If the creation model explains speciation better, why is there even a debate? The problem is that both creationists and evolutionists justify their models based on the unobservable past. Creationists’ “kinds” come from Genesis 1. At the same time, evolutionists claim the information-adding genetic changes happen only rarely, too rarely for us to have observed them in the present (they instead point to claimed transitions in the fossil record). Thus, the controversy transitions from a debate over observational science (where both creationists and evolutionists see speciation) to a debate over the interpretation of those observed facts.
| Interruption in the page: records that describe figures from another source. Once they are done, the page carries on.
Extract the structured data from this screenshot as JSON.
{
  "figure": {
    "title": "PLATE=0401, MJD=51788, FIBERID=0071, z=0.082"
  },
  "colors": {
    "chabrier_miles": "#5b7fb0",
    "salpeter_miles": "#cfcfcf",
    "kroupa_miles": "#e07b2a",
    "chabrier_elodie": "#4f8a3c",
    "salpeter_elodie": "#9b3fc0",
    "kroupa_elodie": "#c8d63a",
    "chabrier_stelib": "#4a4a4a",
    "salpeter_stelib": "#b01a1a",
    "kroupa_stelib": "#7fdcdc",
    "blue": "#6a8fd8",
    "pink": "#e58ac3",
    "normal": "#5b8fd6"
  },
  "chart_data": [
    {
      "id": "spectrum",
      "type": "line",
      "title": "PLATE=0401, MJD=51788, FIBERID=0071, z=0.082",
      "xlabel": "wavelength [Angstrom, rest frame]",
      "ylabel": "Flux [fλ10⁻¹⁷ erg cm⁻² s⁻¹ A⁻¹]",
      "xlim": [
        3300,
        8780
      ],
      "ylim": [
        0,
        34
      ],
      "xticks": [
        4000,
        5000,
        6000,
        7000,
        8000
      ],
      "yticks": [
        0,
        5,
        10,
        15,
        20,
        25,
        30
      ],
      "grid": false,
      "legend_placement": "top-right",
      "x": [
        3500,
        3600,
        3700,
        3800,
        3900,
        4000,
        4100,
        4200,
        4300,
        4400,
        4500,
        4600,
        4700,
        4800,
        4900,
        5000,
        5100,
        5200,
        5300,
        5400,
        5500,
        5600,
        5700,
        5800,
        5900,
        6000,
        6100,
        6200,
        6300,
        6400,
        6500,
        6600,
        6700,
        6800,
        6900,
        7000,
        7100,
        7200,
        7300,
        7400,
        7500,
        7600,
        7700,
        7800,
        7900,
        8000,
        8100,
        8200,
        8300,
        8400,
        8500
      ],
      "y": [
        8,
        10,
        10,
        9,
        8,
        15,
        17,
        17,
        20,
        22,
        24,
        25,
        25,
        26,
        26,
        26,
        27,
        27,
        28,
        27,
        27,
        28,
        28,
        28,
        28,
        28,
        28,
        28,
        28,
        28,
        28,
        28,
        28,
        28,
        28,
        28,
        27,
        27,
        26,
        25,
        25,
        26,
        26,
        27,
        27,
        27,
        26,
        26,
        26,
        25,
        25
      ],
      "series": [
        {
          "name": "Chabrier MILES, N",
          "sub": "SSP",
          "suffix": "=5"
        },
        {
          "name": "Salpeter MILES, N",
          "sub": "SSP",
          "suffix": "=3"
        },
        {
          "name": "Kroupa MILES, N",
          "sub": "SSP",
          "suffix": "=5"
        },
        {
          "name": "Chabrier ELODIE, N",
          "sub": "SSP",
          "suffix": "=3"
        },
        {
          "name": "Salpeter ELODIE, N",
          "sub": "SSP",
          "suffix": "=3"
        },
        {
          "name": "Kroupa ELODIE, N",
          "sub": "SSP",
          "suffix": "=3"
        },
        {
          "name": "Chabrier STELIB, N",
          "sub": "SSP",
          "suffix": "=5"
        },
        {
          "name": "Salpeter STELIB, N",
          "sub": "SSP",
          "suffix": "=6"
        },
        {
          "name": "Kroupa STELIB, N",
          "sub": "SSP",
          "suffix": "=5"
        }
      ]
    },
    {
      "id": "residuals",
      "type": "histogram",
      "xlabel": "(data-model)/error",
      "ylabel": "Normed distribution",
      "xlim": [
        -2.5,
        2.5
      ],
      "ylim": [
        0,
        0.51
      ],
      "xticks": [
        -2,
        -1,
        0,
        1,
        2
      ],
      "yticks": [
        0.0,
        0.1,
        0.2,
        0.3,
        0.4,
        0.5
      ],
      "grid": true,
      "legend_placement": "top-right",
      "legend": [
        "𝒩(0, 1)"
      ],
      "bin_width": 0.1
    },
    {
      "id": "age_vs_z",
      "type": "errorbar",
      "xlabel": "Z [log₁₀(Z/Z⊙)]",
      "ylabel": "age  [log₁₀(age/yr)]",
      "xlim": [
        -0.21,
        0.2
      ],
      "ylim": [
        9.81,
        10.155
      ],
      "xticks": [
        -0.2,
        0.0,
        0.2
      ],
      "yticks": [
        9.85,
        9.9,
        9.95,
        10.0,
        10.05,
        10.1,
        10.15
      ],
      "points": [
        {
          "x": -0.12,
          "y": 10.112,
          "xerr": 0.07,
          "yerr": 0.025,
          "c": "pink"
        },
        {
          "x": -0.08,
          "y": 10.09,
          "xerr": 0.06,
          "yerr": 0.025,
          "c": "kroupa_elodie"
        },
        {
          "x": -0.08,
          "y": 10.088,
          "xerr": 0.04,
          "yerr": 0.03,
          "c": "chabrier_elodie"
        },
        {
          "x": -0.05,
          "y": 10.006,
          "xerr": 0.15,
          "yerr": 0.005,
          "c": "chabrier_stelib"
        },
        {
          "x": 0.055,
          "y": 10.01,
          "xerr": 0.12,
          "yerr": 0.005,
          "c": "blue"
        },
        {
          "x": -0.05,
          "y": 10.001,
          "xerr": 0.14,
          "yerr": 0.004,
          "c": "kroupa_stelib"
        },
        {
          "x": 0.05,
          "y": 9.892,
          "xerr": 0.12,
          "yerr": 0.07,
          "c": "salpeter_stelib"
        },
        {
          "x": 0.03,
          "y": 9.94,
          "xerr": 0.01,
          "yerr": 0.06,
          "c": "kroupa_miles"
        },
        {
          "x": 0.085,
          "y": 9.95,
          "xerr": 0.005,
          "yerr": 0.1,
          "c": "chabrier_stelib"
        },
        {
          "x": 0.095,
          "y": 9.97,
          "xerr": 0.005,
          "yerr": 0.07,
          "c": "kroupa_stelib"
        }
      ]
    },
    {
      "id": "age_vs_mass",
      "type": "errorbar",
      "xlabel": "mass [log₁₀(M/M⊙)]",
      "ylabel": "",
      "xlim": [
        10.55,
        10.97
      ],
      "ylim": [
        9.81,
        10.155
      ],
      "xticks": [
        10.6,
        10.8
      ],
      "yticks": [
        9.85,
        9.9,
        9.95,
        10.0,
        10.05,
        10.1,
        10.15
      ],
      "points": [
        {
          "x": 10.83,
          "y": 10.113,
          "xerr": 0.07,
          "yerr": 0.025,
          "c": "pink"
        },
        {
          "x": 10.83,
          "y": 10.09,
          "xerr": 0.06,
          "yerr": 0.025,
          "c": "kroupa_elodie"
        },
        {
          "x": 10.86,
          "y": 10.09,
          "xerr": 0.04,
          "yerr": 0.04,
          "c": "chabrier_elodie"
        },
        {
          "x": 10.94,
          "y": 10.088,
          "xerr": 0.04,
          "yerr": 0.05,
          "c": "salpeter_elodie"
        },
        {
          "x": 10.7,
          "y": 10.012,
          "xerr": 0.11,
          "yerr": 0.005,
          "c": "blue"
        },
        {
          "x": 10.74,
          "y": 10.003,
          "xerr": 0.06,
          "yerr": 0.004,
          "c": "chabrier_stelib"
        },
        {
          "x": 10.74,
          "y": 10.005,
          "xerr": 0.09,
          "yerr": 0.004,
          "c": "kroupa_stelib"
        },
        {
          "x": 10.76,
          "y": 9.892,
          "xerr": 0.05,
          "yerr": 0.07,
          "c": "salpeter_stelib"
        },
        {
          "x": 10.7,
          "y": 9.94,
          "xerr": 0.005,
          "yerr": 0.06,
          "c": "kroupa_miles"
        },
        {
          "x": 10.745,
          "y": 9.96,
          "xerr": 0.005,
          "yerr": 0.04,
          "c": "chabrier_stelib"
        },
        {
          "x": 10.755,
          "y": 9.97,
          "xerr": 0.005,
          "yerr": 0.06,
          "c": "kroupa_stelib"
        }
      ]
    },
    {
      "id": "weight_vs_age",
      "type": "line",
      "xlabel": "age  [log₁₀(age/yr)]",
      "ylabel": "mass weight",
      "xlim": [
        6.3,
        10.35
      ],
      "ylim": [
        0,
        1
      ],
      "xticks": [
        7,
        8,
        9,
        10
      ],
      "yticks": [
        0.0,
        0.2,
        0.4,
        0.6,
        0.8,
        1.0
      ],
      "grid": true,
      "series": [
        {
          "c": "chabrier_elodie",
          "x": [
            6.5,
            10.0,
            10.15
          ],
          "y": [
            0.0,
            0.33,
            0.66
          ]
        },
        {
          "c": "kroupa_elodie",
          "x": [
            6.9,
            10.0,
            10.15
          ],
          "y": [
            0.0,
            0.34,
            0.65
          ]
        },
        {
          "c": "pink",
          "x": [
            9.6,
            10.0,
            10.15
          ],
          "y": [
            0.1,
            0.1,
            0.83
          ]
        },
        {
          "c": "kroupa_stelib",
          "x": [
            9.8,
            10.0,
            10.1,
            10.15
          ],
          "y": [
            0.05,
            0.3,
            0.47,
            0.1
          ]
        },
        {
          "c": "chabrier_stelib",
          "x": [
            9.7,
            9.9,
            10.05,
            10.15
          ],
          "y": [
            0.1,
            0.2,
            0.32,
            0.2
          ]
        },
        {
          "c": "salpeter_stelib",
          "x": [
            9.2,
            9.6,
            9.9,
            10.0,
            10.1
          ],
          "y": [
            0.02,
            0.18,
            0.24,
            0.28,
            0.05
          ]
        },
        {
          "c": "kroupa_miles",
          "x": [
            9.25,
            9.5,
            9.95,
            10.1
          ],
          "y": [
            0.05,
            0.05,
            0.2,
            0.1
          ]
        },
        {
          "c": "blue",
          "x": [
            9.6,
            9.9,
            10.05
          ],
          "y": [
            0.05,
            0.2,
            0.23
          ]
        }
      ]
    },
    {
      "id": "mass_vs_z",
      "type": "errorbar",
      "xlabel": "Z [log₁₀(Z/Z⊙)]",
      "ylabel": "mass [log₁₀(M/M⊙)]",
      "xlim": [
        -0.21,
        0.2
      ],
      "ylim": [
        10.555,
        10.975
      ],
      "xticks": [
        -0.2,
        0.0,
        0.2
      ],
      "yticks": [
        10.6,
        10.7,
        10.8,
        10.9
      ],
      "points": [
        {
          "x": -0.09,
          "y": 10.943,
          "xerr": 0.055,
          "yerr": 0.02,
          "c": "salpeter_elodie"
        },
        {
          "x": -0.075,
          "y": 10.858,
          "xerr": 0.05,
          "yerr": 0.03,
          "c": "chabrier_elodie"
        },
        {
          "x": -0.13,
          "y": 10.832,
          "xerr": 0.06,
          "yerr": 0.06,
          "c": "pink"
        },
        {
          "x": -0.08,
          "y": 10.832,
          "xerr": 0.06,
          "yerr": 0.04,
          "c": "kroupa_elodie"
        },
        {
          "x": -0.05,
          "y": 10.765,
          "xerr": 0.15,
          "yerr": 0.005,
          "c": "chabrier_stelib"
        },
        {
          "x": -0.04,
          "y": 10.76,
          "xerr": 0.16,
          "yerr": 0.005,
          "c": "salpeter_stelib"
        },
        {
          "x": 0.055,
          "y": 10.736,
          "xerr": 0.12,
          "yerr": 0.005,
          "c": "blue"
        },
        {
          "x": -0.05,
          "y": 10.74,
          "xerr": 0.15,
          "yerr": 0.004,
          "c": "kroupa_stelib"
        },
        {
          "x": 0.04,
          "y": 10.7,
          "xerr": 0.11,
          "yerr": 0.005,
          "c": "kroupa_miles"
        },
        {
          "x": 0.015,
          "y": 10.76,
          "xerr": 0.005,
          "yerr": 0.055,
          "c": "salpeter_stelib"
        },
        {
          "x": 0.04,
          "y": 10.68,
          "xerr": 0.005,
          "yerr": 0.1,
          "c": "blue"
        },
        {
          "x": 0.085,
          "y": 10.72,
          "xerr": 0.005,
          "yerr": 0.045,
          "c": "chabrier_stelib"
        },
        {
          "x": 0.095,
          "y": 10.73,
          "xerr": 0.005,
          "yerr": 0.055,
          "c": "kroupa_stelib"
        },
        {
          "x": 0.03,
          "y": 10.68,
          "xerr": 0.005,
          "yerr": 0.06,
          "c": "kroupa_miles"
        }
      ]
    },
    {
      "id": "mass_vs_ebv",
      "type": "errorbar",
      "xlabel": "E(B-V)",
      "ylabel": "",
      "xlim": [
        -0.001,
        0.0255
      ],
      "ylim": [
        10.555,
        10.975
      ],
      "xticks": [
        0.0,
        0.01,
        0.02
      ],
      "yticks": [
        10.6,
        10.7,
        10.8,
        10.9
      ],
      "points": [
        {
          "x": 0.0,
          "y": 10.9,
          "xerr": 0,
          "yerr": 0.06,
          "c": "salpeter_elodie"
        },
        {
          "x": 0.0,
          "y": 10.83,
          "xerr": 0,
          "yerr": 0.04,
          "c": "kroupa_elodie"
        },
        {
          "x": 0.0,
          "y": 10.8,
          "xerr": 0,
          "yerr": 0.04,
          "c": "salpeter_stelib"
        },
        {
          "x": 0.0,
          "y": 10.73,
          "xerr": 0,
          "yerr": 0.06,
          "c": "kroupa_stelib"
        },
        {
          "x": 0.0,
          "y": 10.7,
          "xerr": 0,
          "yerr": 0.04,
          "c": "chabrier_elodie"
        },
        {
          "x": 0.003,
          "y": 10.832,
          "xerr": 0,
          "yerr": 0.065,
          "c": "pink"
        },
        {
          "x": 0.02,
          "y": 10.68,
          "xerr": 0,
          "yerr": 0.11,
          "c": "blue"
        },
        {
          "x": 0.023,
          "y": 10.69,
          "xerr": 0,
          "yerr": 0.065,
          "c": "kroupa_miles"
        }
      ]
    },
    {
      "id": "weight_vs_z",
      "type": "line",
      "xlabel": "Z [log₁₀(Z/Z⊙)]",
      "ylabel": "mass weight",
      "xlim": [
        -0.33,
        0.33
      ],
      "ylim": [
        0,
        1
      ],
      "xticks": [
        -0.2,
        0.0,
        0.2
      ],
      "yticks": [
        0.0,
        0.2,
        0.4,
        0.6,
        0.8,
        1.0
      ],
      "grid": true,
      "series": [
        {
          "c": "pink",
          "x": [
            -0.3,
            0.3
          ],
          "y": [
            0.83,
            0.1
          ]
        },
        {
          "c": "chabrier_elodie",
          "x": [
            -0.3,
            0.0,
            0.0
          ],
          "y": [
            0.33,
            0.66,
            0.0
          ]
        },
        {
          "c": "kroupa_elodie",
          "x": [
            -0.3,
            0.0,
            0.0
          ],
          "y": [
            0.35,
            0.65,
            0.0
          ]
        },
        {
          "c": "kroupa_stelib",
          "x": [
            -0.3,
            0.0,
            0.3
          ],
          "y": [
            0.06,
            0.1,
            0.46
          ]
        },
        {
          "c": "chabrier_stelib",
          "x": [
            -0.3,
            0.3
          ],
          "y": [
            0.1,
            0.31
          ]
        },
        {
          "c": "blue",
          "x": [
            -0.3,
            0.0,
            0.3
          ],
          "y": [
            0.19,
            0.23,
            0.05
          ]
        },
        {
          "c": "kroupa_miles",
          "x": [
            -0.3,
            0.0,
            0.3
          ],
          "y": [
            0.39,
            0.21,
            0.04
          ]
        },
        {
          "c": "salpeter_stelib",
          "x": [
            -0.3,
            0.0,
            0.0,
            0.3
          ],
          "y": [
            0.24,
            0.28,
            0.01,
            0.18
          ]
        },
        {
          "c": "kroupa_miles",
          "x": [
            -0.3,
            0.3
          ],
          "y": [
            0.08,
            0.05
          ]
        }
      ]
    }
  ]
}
In related news, scientists at the National Human Genome Research Institute have discovered that short legs across various breeds of dogs all trace back to the same genetic mutation: “an extra copy of the gene that codes for a growth-promoting protein called fibroblast growth factor 4 (FGF4).” This mutation—a corruption of information—could have happened just once, such as in a dog lineage not long after dogs stepped off Noah’s Ark. As this mutation was passed on, it eventually gave rise to all short-legged dog breeds of today.